Local tennis team travels to Alabama to compete in tourney|Will play in the USTA Southern Regional Tournament

Published 7:19 am Friday, July 30, 2010

By By Tom Richter, Contributing Writer
Editor’s Note: At the request of the Daily News, Tom Richter will provide daily updates of the Washington Senior Men’s Tennis team that is competing in Birmingham, Alabama at the USTA Southern regional tournament. Team members are, Richard Hodges, Gil Davis, Tom Quarnstrom, Jeff Fenton, Brownie Futrell, Dick Brown, David Norwood, Tom Richter, Mike Gray and Dennis O’Neal. This is Richter’s first report, filed on Wednesday:
The 10-man Washington senior men’s tennis team, winners of the state championship a month ago, left Wednesday for Birmingham, Ala., the site of the USTA Southern Regional Tournament. Half traveled by van, the others by car or by air.
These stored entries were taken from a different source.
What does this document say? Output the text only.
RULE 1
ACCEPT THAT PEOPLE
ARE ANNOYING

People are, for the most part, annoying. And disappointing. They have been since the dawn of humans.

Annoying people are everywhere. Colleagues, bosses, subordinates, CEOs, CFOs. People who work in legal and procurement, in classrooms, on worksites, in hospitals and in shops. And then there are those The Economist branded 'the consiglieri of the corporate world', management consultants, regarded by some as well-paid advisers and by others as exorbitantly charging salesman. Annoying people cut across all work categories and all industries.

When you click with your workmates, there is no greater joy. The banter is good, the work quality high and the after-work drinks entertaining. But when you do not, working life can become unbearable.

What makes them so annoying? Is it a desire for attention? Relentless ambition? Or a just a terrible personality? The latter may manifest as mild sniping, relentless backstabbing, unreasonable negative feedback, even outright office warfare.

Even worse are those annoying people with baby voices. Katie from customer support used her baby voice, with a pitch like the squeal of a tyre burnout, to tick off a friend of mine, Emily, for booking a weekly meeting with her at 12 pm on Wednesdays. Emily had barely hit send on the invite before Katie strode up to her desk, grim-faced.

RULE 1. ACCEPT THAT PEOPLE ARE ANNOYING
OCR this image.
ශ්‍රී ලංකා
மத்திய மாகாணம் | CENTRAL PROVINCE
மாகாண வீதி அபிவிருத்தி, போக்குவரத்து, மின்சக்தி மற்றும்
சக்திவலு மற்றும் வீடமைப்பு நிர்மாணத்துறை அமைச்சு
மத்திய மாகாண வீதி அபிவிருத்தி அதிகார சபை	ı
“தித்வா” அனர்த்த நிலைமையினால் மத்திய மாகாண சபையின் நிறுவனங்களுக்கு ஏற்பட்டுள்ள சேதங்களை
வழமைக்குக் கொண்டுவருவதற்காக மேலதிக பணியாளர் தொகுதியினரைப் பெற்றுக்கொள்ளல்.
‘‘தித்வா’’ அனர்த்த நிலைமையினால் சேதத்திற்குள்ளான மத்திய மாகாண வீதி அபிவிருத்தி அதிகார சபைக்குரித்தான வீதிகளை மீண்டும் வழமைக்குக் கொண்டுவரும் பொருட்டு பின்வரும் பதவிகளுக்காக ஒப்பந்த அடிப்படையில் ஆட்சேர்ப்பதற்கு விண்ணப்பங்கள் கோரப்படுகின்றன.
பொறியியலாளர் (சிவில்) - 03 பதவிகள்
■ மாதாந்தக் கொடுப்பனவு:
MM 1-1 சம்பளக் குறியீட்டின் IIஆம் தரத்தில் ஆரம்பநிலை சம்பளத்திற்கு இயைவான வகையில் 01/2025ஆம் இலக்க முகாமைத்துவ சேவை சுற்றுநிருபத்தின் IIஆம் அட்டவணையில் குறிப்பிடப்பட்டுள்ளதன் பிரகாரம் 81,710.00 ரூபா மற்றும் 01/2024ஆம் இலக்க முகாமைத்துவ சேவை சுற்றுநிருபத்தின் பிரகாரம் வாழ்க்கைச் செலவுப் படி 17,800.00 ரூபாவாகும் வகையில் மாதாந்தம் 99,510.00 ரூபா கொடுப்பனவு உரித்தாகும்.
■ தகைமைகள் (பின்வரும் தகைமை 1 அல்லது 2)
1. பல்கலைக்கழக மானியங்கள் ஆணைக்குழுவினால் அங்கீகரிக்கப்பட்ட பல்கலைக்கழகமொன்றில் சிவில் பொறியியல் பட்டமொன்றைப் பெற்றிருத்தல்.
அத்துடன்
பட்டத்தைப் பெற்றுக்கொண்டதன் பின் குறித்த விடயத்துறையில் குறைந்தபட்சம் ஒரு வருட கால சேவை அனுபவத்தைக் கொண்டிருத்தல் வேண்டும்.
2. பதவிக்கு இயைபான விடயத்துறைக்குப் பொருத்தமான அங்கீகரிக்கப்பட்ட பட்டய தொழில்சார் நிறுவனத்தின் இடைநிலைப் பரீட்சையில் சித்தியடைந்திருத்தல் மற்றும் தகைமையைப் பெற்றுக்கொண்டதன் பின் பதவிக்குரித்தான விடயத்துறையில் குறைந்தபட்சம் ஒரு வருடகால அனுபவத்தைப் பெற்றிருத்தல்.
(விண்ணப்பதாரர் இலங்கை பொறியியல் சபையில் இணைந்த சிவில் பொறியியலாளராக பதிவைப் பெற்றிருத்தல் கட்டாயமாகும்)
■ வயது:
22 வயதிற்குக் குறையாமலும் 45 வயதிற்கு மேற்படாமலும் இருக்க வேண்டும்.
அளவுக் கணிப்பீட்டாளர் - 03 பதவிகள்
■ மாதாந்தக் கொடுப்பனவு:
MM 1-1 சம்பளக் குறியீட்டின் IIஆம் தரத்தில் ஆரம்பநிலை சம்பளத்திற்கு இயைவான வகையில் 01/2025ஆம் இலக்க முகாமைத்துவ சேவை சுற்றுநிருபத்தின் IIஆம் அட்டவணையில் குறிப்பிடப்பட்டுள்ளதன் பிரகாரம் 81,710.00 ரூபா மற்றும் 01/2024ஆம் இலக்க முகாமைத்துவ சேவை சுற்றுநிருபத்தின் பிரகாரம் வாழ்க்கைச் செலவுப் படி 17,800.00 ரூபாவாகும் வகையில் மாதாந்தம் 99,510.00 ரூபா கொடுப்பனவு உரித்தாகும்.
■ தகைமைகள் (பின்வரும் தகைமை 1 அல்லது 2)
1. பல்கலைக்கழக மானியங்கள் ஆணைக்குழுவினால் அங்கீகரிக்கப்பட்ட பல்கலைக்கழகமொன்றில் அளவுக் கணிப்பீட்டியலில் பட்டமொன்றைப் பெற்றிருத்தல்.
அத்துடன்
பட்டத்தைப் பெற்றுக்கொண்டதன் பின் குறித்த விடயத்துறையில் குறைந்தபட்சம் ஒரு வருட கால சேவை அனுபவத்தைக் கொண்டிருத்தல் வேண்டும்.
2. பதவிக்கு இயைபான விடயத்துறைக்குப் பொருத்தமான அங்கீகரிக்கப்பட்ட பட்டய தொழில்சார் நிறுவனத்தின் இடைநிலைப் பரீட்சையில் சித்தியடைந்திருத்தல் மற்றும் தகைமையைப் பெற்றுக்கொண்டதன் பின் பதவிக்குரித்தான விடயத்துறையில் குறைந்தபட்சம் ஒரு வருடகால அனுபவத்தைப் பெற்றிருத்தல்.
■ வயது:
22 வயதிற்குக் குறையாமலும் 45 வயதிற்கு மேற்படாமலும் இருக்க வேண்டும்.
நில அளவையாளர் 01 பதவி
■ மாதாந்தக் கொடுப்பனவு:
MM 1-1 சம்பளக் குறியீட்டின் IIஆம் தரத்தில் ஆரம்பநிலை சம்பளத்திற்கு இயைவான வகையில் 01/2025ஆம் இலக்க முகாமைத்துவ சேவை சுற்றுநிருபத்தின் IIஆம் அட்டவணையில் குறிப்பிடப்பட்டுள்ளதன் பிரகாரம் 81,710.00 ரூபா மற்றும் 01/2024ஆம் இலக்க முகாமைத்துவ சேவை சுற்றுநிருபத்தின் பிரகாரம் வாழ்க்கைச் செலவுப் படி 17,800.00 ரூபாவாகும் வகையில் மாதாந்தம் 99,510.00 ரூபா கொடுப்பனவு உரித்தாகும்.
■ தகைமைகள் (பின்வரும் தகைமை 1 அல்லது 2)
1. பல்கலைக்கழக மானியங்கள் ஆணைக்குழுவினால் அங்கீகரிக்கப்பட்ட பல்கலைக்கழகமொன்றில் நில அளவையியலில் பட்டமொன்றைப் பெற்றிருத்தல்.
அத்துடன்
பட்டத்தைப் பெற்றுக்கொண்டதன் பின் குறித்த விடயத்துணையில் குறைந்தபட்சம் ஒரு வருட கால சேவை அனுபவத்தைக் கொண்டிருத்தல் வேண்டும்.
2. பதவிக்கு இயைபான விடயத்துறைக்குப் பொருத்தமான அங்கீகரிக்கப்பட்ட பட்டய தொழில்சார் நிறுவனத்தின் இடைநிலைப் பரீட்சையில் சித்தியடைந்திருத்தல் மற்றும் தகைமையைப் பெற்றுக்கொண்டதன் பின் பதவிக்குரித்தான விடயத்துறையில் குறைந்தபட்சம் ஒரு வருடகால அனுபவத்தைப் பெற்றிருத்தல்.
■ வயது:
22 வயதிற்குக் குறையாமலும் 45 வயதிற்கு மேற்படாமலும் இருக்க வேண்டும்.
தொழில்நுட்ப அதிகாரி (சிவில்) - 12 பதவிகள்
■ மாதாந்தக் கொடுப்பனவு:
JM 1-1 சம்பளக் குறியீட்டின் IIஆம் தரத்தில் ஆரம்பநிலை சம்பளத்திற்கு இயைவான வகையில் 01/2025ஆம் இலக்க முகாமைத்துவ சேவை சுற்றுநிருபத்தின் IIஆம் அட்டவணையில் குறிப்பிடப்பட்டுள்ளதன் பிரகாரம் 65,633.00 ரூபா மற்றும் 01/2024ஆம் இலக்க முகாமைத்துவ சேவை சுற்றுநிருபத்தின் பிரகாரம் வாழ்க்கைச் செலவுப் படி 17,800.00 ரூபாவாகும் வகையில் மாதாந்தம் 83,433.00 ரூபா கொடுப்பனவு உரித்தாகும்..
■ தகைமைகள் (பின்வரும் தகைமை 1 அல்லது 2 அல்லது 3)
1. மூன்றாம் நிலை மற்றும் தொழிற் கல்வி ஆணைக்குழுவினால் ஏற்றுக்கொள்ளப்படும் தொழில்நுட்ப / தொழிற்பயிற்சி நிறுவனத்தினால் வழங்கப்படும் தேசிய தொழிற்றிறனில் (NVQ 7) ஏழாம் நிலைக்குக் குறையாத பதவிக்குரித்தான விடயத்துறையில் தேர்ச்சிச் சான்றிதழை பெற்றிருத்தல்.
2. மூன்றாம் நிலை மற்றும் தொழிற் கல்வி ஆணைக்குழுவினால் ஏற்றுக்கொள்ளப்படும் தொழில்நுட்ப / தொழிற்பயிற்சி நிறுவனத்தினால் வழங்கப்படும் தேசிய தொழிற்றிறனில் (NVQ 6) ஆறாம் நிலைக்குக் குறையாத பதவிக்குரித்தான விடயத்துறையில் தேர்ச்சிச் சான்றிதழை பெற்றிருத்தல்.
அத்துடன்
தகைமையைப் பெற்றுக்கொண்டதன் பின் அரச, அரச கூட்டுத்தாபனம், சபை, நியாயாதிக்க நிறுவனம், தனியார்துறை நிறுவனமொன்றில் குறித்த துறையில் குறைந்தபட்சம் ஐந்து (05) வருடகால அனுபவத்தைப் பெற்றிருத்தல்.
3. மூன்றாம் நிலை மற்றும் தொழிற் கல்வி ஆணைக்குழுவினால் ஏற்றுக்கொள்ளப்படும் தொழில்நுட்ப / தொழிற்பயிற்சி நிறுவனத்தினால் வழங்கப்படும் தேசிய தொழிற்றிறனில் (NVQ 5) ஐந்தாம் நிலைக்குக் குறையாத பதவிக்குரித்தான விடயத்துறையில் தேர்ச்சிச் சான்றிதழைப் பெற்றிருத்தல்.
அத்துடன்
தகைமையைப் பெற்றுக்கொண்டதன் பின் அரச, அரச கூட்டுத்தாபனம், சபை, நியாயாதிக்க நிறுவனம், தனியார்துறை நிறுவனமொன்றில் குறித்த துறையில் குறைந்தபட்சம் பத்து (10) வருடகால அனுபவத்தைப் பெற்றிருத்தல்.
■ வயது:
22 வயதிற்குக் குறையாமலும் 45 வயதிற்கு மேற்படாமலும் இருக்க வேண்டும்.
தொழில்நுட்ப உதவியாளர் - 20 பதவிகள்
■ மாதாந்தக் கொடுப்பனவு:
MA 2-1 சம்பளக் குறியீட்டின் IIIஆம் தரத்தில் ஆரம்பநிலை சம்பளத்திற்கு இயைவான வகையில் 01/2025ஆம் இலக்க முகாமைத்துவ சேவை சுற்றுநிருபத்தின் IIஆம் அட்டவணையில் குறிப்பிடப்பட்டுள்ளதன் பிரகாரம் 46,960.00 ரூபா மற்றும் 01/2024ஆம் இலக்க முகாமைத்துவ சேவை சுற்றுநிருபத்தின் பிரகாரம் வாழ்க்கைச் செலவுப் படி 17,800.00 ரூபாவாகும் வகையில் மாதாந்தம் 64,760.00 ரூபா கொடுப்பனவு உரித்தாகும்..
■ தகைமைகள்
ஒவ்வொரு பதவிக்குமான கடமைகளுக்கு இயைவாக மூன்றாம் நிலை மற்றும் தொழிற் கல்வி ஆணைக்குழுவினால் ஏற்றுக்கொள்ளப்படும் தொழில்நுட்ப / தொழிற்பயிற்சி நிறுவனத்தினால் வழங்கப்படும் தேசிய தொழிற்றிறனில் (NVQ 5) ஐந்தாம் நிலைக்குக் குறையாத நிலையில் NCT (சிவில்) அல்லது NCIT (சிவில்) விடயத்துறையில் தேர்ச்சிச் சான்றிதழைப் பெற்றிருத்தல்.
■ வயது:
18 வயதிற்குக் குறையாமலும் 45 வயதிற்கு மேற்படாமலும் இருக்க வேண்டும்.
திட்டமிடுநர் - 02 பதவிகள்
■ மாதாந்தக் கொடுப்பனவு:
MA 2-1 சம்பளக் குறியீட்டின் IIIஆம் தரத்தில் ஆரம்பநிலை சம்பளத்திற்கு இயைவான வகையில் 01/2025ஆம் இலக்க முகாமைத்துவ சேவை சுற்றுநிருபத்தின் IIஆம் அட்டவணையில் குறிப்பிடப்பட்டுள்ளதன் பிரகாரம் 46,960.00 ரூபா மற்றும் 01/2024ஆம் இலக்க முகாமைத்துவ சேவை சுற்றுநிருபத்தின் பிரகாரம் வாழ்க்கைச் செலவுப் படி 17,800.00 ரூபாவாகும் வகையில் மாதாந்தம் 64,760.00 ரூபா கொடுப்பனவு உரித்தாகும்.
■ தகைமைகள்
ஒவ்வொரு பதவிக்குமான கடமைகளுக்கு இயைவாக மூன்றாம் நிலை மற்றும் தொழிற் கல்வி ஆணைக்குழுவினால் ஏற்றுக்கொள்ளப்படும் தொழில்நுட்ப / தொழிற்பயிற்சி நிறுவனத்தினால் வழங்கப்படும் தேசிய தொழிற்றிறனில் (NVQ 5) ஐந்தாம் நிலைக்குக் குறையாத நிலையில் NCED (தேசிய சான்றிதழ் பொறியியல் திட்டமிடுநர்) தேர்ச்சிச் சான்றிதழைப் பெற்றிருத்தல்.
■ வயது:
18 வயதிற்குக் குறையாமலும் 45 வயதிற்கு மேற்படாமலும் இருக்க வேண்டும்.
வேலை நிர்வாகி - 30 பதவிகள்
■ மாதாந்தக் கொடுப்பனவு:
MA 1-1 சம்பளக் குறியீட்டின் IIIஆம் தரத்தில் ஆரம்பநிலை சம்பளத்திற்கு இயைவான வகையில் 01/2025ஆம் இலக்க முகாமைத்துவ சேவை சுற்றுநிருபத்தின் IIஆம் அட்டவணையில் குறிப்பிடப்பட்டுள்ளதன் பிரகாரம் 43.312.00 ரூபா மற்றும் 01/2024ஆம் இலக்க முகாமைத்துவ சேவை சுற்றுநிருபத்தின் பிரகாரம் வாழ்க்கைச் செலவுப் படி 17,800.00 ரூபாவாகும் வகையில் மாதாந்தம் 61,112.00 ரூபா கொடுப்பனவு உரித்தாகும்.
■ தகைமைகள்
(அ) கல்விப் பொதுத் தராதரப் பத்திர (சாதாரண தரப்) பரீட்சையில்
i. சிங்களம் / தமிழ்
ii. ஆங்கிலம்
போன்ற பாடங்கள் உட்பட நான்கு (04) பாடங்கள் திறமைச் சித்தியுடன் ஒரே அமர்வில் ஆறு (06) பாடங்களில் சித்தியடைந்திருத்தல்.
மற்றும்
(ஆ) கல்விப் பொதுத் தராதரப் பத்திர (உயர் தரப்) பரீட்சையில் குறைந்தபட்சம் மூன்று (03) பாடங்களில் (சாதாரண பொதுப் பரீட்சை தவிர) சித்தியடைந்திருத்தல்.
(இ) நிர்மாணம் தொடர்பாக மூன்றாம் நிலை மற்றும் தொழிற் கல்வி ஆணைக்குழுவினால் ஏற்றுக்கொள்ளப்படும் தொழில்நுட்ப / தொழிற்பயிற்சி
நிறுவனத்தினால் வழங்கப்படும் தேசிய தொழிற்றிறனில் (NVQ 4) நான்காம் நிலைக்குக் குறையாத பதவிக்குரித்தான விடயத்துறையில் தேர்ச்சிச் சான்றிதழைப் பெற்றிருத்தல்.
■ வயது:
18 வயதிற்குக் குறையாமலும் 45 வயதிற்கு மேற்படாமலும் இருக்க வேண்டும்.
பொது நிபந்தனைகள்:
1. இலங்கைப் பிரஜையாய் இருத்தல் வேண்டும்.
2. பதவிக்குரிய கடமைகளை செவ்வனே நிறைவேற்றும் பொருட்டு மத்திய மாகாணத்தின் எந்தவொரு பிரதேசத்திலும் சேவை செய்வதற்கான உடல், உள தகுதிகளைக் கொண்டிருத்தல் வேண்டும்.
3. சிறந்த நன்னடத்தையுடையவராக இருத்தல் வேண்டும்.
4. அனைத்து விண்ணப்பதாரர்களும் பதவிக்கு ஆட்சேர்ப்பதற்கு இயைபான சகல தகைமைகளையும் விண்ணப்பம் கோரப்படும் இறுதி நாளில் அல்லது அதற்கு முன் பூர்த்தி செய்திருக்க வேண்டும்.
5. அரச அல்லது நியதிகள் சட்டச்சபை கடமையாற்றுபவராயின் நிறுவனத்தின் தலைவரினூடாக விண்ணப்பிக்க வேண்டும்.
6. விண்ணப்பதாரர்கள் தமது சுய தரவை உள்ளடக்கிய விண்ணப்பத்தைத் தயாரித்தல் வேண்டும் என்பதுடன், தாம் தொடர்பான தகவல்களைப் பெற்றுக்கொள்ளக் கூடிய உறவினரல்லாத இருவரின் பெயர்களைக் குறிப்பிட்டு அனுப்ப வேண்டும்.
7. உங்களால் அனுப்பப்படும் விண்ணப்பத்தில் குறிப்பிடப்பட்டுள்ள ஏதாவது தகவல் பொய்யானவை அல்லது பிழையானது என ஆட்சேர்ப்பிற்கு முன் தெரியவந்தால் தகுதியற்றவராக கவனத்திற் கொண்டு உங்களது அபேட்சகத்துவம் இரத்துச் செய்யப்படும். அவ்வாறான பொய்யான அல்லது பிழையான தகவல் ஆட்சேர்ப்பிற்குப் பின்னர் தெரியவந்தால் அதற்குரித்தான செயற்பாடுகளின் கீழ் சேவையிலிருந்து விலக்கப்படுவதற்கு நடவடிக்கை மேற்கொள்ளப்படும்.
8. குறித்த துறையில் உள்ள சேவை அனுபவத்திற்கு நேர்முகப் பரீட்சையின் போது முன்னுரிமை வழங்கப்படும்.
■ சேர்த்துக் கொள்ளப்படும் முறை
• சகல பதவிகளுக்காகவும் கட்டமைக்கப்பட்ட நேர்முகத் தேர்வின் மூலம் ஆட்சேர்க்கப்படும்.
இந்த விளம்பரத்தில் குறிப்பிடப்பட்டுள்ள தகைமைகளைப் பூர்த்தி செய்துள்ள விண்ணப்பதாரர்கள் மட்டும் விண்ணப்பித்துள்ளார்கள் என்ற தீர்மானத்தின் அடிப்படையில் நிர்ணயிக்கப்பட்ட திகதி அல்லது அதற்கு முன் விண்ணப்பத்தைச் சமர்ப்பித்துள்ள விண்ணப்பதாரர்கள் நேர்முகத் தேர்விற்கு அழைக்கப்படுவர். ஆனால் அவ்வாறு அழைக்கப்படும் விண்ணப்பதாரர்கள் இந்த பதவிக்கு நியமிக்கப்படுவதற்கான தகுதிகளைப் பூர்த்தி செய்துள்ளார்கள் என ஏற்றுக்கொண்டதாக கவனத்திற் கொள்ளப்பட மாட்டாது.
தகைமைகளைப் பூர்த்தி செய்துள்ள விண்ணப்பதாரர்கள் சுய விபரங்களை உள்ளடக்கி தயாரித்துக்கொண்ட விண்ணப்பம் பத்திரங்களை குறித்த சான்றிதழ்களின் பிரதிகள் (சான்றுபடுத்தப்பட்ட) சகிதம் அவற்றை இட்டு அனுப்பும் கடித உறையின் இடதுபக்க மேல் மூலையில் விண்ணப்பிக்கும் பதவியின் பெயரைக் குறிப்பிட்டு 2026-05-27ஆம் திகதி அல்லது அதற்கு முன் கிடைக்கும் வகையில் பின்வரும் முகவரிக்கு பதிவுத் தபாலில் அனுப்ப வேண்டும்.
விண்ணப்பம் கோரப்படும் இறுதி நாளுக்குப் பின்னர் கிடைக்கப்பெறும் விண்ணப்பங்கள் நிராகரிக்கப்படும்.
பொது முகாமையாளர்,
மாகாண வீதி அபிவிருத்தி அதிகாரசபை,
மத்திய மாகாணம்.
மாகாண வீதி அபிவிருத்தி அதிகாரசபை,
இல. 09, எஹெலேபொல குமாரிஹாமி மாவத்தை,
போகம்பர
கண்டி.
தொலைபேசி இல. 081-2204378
All arrived safely with no reported hits or errors except for some self-inflicted verbal abuse, a normal part of men playing like boys.
The annual southern USTA regional is among the largest tennis tournaments on the planet. Nationally, there are 300,000 USTA competitors. The southern region has the largest membership of any region, close to 100,000, with 18,000 people advancing to the various 10 southern state championships. In Birmingham the state winners, some 2,000 people, are out to vie for the regional championship. Of those 2,000 people, 250 will go to Indian Wells, Ariz., to compete for the national title. The competitors are divided into about a dozen classes by age, sex and the USTA ability ratings.
Over the last 20 years, Washington has had a surprising number of state championship winning teams (perhaps 20), a few regional winners, and even one national championship team in 2000. These results, and the great results of our small town high school teams, have cemented Washington’s reputation as a ‘tennis town’.
The competition began on Thursday morning with a match against Louisiana and resumed with an afternoon match against Georgia. A team match is made up of three doubles team matches. So some of the team’s members will play twice in what will likely be 100 degree heat index conditions; a tall order for senior tennis players, or anyone else.
Today, there will only be one match against Kentucky. On Saturday, it will be one match as well, against Arkansas. The tournament involves 10 states, in two five-team brackets. The winner of each bracket will play for all the marbles on Sunday morning.